SAN FRANCISCO Startup EnOcean GmbH, a provider of energy-harvesting wireless technologies, introduced a solar-powered radio frequency (RF) magnet-contact sensor Tuesday (Nov. 1) that the company claims can eliminate the dependence upon batteries for wireless security systems.
According to EnOcean (Oberhaching, Germany), by doing away with the burdens of battery monitoring and replacement, the STM250 can operate virtually forever without maintenance.
"The security industry has long had a need for simplified magnet-contact sensor installation and operation," said Jim O'Callaghan, EnOcean vice president, in a statement. "Wireless seemed to provide the answer, yet the cost and consistency of battery power has been a recurring concern. By combining solar power with robust RF technology, EnOcean has effectively merged all the benefits of wire affordability, stability and reliability with the convenience of wireless."
EnOcean, which spun off from Siemens AG in 2001, announced earlier this year that it raised $13 million for expansion of its U.S. business and to support integration of its technology within ASICs and MEMS. In June, the company introduced the STM 100 solar-powered wireless sensor module,
which includes three analog and four digital sensor connections, but not the sensors themselves.
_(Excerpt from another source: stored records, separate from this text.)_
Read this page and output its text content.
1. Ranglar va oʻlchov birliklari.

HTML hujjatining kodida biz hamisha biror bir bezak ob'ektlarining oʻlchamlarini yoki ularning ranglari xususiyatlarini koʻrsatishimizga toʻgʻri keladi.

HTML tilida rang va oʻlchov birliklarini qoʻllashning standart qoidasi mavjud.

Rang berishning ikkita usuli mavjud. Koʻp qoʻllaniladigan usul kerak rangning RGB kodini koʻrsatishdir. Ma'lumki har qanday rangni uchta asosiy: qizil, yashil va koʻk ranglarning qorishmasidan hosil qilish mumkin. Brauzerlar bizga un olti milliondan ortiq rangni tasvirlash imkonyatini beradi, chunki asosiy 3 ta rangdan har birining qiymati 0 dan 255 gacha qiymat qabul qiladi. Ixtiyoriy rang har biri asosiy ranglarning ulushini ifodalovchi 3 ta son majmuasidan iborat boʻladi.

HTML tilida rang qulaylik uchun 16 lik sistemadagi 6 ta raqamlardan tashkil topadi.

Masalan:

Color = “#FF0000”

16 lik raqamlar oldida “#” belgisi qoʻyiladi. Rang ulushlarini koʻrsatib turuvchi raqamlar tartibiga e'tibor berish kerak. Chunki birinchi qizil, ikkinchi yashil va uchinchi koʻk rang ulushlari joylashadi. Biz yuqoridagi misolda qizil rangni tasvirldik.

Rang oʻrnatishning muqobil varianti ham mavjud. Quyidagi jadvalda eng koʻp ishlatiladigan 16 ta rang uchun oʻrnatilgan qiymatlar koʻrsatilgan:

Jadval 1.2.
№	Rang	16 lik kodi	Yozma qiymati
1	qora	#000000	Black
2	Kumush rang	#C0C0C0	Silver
Whereas a typical wireless security system achieves long life through the use of expensive high quality lithium ion batteries, STM250 requires only ambient indoor or outdoor light, EnOcean said. The amount of light typically available in homes or offices is sufficient to both operate STM250 continuously and in addition to store energy for up to six days use in total darkness, according to the company.
The unit's embedded EnOcean RF transmitter will send a signal across 300 meters outdoors and 30 meters indoors through walls, the company said, adding that the entire transmission is initiated, undertaken and completed in approximately 1/1000 of a second.
The STM250 is designed to automatically transmit a signal, using sophisticated RF protocols, when the contact is opened/closed. A periodic presence signal is sent on the quarter-hour to indicate that the node is operating properly, using stored energy, EnOcean said.
In a package that is described as being smaller than a standard doorbell (109 x 17 x 16 mm), the STM250 consists of a solar cell energy generator, an energy reservoir, a reed contact switch, a microprocessor for sensor control and a radio transmitter/antenna.
EnOcean said its proprietary radio technology is approved for use in Europe, the U.S. and Canada. The STM250 sensors are available in OEM quantities for less than $30 each, the company said.